Лукьян сел напротив него, не обращая внимания на сидящую рядом женщину.
Его жену.
Наложницу его отца.
— Я как раз вовремя, — ответил он. — И я человек слова. Сказал, что приду, и вот я здесь, — его внимание было сосредоточено на отце, но он заметил резкие движения безупречно ухоженной и красивой женщины напротив, которая пыталась привлечь его внимание.
Приманка.
Для нее это всегда было приманкой.
Его привлекательность была крючком. Он притягивал к себе жертвы, пока они не понимали, что за этой красотой скрывается только смерть.
Отец Лукьяна почти не постарел со времен их последней встречи. Его волосы были все такими же темно-черными, как и раньше, и блестели, как масло. Лукьян был уверен, что тот часто ходил в салон красоты, чтобы не было видно седых пятен. Его лицо было очень похоже на лицо Лукьяна: острое, мужественное, льдисто-голубые глаза.
В отличие от Лукьяна, отец не носил костюмы. Вместо этого он был одет в кроваво-красный кашемировый свитер и верблюжьи брюки. Его любовница была одета в то же кроваво-красное, но ее облегающее платье привлекало больше внимания, чем отец.
— Не хочешь поздороваться с женой? — спросил отец, потягивая красное вино.
Лукиан стиснул зубы, стараясь, чтобы его действия не были заметны. Это было неотъемлемой частью его внешности перед отцом. Тем более перед женой.
Возможно, она была более опасна.
Лукьян как-то сказал Элизабет, что она самая красивая из всех его контрактов.
Но Ана была поразительна. Годы не изменили этого.

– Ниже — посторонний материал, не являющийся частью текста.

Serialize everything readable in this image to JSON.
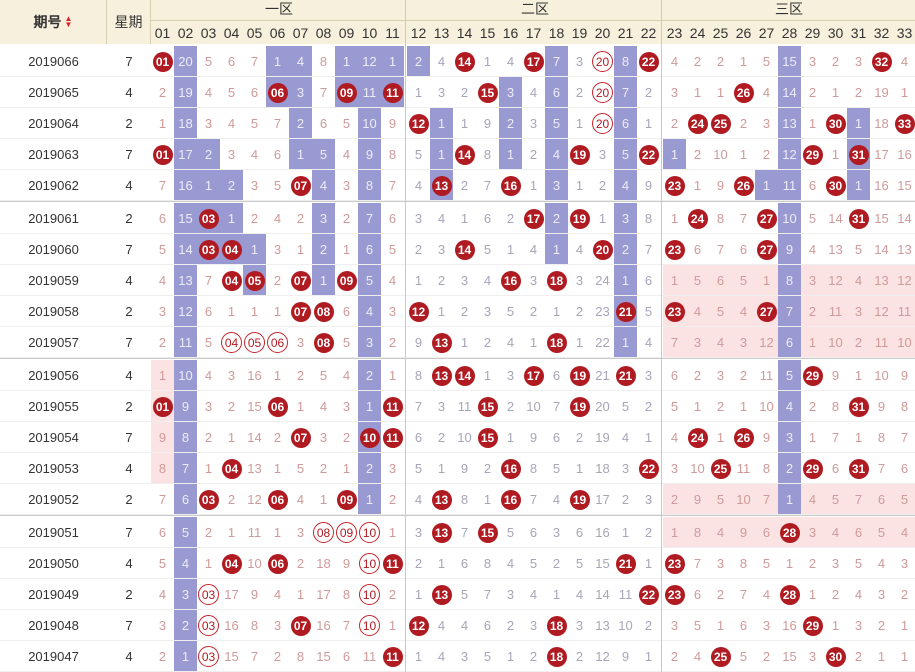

Хотя он был уверен, что ботокс имеет к этому большое отношение.
Он тут же поймал себя на том, что сравнивает ее с Элизабет. У Элизабет были темные волосы, которые она совсем недавно подстригла под каре – стрижка, которую он очень любил, – у Аны были белокурые волосы, спадающие на спину, длинные и искусно уложенные. Они обрамляли ее черты, смягчая их. А волосы Элизабет делали ее лицо еще более суровым.
Кожа Аны была загорелой, ровной и безупречной. Ее губы – полные и блестящие, такие, какие каждый мужчина представлял себе обернутыми вокруг своего члена.
У Элизабет были потоньше, но все равно пухлые, и намного интереснее. Ее кожа была бледной, молочно-белой, без единой веснушки, выдававшей пребывание на солнце. Хотя ее кожа не была безупречной, при близком расстоянии можно заметить шрамики, усеивающих лицо. Не от подростковых прыщей, а от пыток взрослых. Боль от таких шрамов просачивалась в кожу ее лица, вылепила ее высокие скулы так, что они казались печальными, напряженными, но не красивыми.
Глаза Аны были ярко-зелеными, широко раскрытыми и невинными, потому что она очень старалась, чтобы они казались именно такими. Она превосходно умела прятать гниль и уродство глубоко за ними.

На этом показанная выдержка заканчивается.